At the Southernmost edge within the base's double fence but behind its own fence, this Quonset hangar, WWII Japanese type, with a large concrete slab in front of it in a state of neglect and disrepair. An unsightly patch not yet completely cleared out. The concrete slabs are broken and damaged in spots. Grass growing in the cracks. Chunks all around. A good place to catch lizards. Not a proper tarmac but very large broken slabs. It had been bombed. U.S. forces bombed it. Then took it. All their bases are belong to us and I lived for a while at one of them.

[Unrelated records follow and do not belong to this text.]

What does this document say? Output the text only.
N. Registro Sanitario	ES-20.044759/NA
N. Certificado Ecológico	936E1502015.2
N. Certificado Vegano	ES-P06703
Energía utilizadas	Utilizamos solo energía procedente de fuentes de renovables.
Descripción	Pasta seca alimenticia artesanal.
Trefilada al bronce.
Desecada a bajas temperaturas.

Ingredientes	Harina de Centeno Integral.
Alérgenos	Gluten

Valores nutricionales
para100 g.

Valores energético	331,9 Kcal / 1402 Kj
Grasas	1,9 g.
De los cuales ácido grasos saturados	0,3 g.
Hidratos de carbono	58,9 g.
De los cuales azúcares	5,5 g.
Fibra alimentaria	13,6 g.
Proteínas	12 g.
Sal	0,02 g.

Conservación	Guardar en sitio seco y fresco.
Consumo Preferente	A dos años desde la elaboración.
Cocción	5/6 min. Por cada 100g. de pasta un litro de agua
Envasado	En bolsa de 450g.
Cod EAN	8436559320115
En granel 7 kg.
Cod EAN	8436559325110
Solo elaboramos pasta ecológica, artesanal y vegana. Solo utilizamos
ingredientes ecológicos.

My brother and I found that large carefully fenced areas all have weakness. The larger, the weaker. To find them, reconnoiter the perimeter. The fences must follow the terrain. Fence engineers are very clever at managing interruptions, water drainages, ravines, ditches and such, there are effective ways of handling all that, the hills, and bumps, and valleys, and ridges, geological unsteady situations and geographical disruptions to mathematical straight lines that fences by nature adhere to are all handled with impressive and obvious skills. But fences can never quite stay put. It rains, things shift, the terrain actually moves, every year it does, and the fences are maintained but nothing is perfect. Keep looking the weaknesses are sometimes surprisingly glaring you have only to find a gap. And of course people cut them.
As children we'd pass through military fences, double fences with split tops containing wound razor wire, go right through them, over them, under them, as if those exclusionary efforts and clear warnings and strong keep out messages are all mere suggestion.
Turns out the hangar was used to store window screen frames for all the houses in the whole area. Piled up to a mountain. A stack of piled up not quite discarded screen windows. A whole hangar to ourselves and nobody there to chase us off. And a big fat rope hanging right there from the exact center of the hangar, from the tippy top all the way to the floor.
!
Too perfect.
A trap!
As if used to lift engines from Mitsubishi Zeros, or perhaps previous American boys had their own secret playground and we found it. Whatever. It is completely ace! Given all that, what are boys to do?
As if used to lift engines from Mitsubishi Zeros, or perhaps previous American boys had their own secret playground and we found it. Whatever. It is completely ace! Given all that, what are boys to do?
This would be the pinnacle of my secret place unearthing, monkey-climbing and Tarzan swinging achievements to date. A full-on airplane hangar!